Chaque fois où j’annonce à des gens mon départ à Casablanca, je vois des yeux pétiller, et j’entends des exclamations du genre : « Ah! Chanceuse! ». On voit combien Casablanca, ce film iconique réalisé il y a plus de 80 ans, nourrit encore les imaginaires et permet d’idéaliser une ville alors sous l’autorité de Vichy et qui n’a aujourd’hui rien à voir avec celle de cette époque. D’autant que la production cinématographique avait été entièrement réalisée dans les studios Warner, en Californie, et que, par conséquent, ni Humphrey Bogart (le vertueux Rick) ni Ingrid Berman (la loyale Ilsa) ne s’y sont retrouvés dans un night-club.
Il y a d’autres bons arguments pour ramener à la réalité ceux qui seraient encore envoutés par la réputation légendaire et surfaite dont jouit cette ville. Casablanca n’a absolument rien de sentimental, ou du moins, la romance n’est pas sa caractéristique essentielle et ce n’est pas spontanément ce qui vient en tête à l’évocation de cette ville géante, aux plans urbains modifiés selon les circonstances.

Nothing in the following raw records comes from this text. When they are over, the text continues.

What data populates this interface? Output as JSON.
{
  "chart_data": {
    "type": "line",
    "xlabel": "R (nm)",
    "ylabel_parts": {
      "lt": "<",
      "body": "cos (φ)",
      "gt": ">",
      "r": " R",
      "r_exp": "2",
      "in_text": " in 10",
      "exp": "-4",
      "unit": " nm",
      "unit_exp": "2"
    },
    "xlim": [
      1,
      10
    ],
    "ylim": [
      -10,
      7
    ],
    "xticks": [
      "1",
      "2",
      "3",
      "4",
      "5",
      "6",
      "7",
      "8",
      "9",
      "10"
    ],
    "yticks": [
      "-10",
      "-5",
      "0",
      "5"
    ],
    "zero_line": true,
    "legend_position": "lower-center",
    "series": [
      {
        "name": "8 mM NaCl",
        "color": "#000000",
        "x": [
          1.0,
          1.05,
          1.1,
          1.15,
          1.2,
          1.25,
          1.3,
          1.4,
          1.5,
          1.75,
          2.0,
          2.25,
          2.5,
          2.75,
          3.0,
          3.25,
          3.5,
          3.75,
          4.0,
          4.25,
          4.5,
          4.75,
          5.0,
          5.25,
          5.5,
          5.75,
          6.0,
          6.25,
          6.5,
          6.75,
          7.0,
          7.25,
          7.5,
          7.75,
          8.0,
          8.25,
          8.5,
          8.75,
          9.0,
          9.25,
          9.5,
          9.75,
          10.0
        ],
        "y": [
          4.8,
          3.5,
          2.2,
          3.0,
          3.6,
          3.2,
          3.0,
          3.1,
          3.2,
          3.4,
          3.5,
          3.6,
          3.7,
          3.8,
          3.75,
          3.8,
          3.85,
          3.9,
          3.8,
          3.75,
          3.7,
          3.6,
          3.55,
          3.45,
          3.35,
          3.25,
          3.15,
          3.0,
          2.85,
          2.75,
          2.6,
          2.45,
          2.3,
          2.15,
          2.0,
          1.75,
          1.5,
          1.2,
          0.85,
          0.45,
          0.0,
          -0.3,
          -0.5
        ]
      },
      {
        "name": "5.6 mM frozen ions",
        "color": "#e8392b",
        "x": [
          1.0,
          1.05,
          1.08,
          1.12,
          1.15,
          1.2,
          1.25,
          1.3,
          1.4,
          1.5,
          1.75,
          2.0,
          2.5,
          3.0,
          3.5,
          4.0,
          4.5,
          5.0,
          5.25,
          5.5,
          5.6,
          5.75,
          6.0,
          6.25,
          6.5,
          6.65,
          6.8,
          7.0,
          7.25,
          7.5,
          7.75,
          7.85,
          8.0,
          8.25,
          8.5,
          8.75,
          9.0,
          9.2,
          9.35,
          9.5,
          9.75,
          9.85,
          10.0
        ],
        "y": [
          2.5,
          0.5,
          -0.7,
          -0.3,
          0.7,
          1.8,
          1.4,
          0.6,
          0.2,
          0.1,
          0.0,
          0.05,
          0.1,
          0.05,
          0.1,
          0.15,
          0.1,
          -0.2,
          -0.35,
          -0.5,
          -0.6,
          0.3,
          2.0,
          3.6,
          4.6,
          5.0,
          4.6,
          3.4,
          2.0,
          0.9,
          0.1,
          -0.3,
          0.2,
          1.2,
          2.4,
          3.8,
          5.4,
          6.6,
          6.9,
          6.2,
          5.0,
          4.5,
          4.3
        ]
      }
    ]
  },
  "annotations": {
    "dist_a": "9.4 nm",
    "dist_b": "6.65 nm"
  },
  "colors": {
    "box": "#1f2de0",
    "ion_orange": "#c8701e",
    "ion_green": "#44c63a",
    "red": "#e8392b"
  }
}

Même si certains quartiers, certains cafés, des lieux en particulier, et les histoires qu’on peut y avoir vécues ajoutent une couche de sens et peuvent nous toucher droit au cœur, Casablanca demeure une mégapole désordonnée, polluée. Les triporteurs, les taxis rouges, les voitures, les camionnettes, les taxis blancs qui assuraient autrefois la liaison entre villes ou avec l’aéroport, mais qui parcourent désormais les rues de Casa, les motos, les mobylettes, les InDrive, les piétons se disputent la chaussée où, pour franchir un passage piétonnier ignoré par les véhicules à roues il faut, tenez-vous bien, traverser la rue en marchant le plus lentement possible. C’est du moins la technique que m’a enseignée Wafa qui m’accompagnait hier à la librairie: « N’aie pas peur, Maman! Avance lentement! Tu obliges les voitures à s’arrêter. » Je constate que cette façon de faire est systématiquement appliquée par tous les audacieux marcheurs qui traversent en même temps que moi, ce pour quoi je veux bien essayer de ne pas avoir peur. Malgré quelques automobilistes entêtés qui persistent à appuyer sur l’accélérateur, et face auxquels, évidemment, on doit bien reculer, la plupart obtempèrent.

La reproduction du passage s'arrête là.